A conti fatti il piano sponsorizzato dal governo del neoduce risulta persino peggiore di quello proposto da Air France-Klm giacché questo si faceva carico dei debiti, prevedeva un numero maggiore di rotte e di aeromobili e gli "esuberi" contabilizzati erano la metà.

Più lavoro, più flessibilità, meno salario
La nuova compagnia aerea non vuole solo licenziare ma anche imporre, ai dipendenti che assorbe da Alitalia e Air One, ai piloti alle hostess e agli steward, al personale di terra, un nuovo contratto con norme che prevedono più lavoro, più produttività, più flessibilità, più precariato, meno salario e meno diritti. Nella proposta illustrata l'8 settembre ai sindacati, la Compagnia di Colannino chiede infatti ai lavoratori di: accettare la mobilità territoriale unicamente sulla base delle necessità della società; l'aumento delle ore di volo; la riduzione dei giorni di ferie; l'allungamento dell'orario settimanale dalle attuali 37,5 a 40 ore; la rinuncia alla 14 mensilità; il taglio delle indennità per il lavoro festivo e notturno; la decurtazione della paga oraria straordinaria la cui maggiorazione passa da 35 a 25%. Solo le due principali sigle dei piloti, l'Anpac e l'Up, hanno avuto il coraggio di abbandonare per protesta il tavolo della trattativa.

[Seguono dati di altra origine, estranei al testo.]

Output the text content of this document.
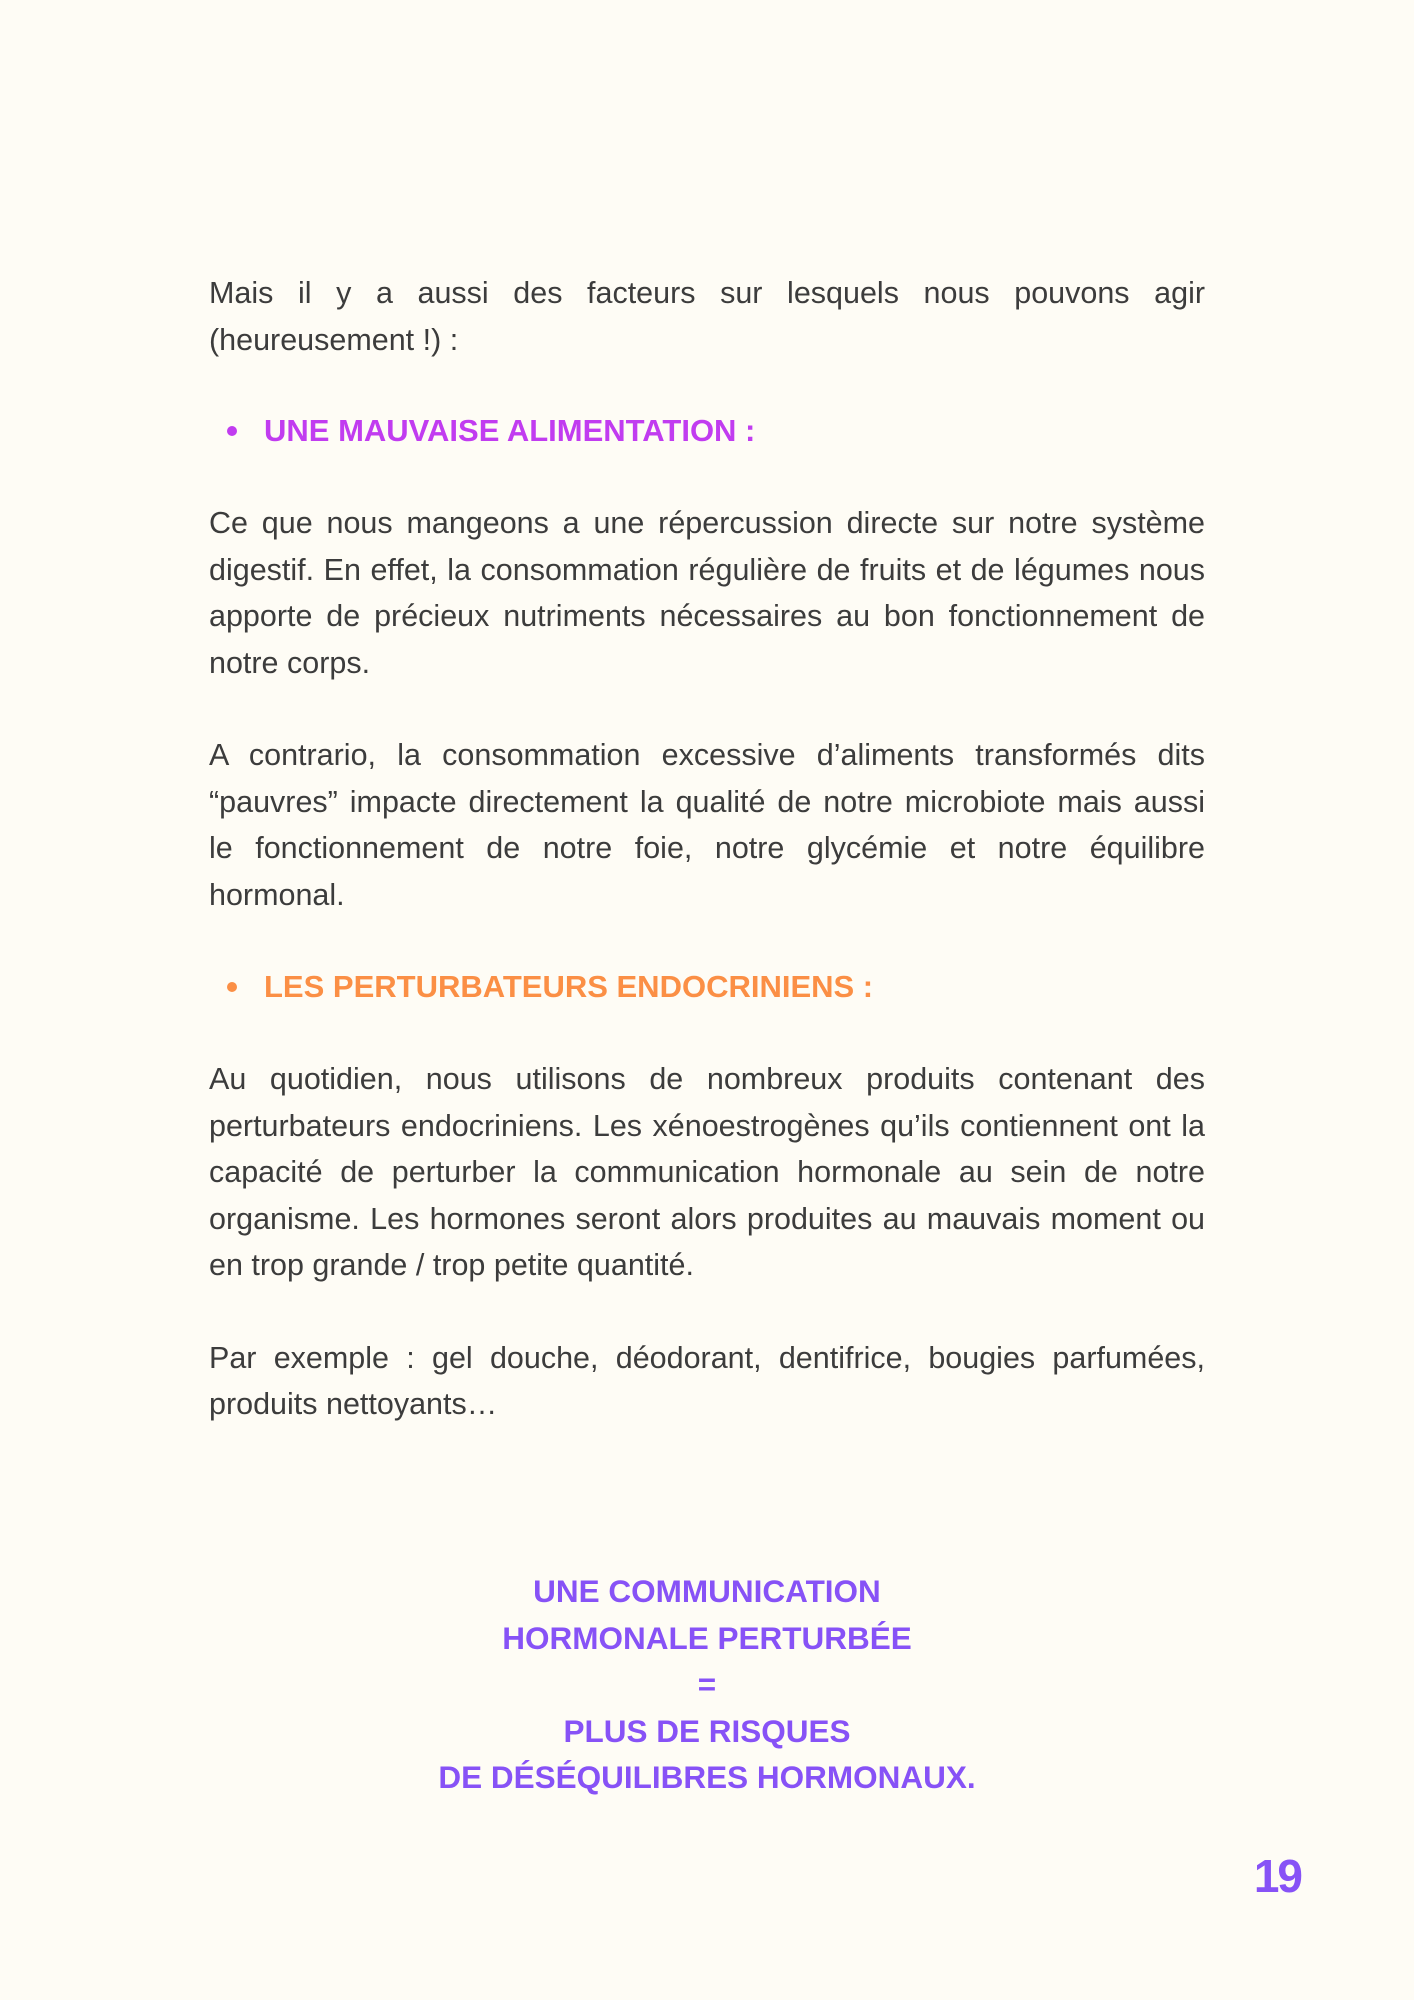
Mais il y a aussi des facteurs sur lesquels nous pouvons agir (heureusement !) :

UNE MAUVAISE ALIMENTATION :

Ce que nous mangeons a une répercussion directe sur notre système digestif. En effet, la consommation régulière de fruits et de légumes nous apporte de précieux nutriments nécessaires au bon fonctionnement de notre corps.

A contrario, la consommation excessive d’aliments transformés dits “pauvres” impacte directement la qualité de notre microbiote mais aussi le fonctionnement de notre foie, notre glycémie et notre équilibre hormonal.

LES PERTURBATEURS ENDOCRINIENS :

Au quotidien, nous utilisons de nombreux produits contenant des perturbateurs endocriniens. Les xénoestrogènes qu’ils contiennent ont la capacité de perturber la communication hormonale au sein de notre organisme. Les hormones seront alors produites au mauvais moment ou en trop grande / trop petite quantité.

Par exemple : gel douche, déodorant, dentifrice, bougies parfumées, produits nettoyants…

UNE COMMUNICATION
HORMONALE PERTURBÉE
=
PLUS DE RISQUES
DE DÉSÉQUILIBRES HORMONAUX.
19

A proposito dei sindacati, per ora non hanno fatto assolutamente nulla. Anzi il loro atteggiamento è risultato perlopiù accomodante. Praticamente nessuno di loro ha messo in discussione la svendita e la privatizzazione dell'Alitalia voluta dal governo del neoduce. Tutt'al più hanno obiettato su singoli punti del piano (il numero degli "esuberi", la cancellazione dei voli intercontinentali e dei Cargo), hanno accettato senza battere ciglio l'ultimatum dettato da Berlusconi, di esprimersi e accordarsi in 10-15 giorni. Il più sbracato e collaborazionista si è mostrato il segretario della Cisl, Bonanni. È già pronto a firmare l'accordo, così come il segretario della Uil Angeletti? Mentre il segretario della Cgil, non è andato oltre ad affermazioni di metodo per lo svolgimento della trattativa e ad affermazioni banali del tipo "non firmeremo qualsiasi accordo".
Questo piano non è accettabile e va respinto. La via da battere era, e rimane, quella della lotta!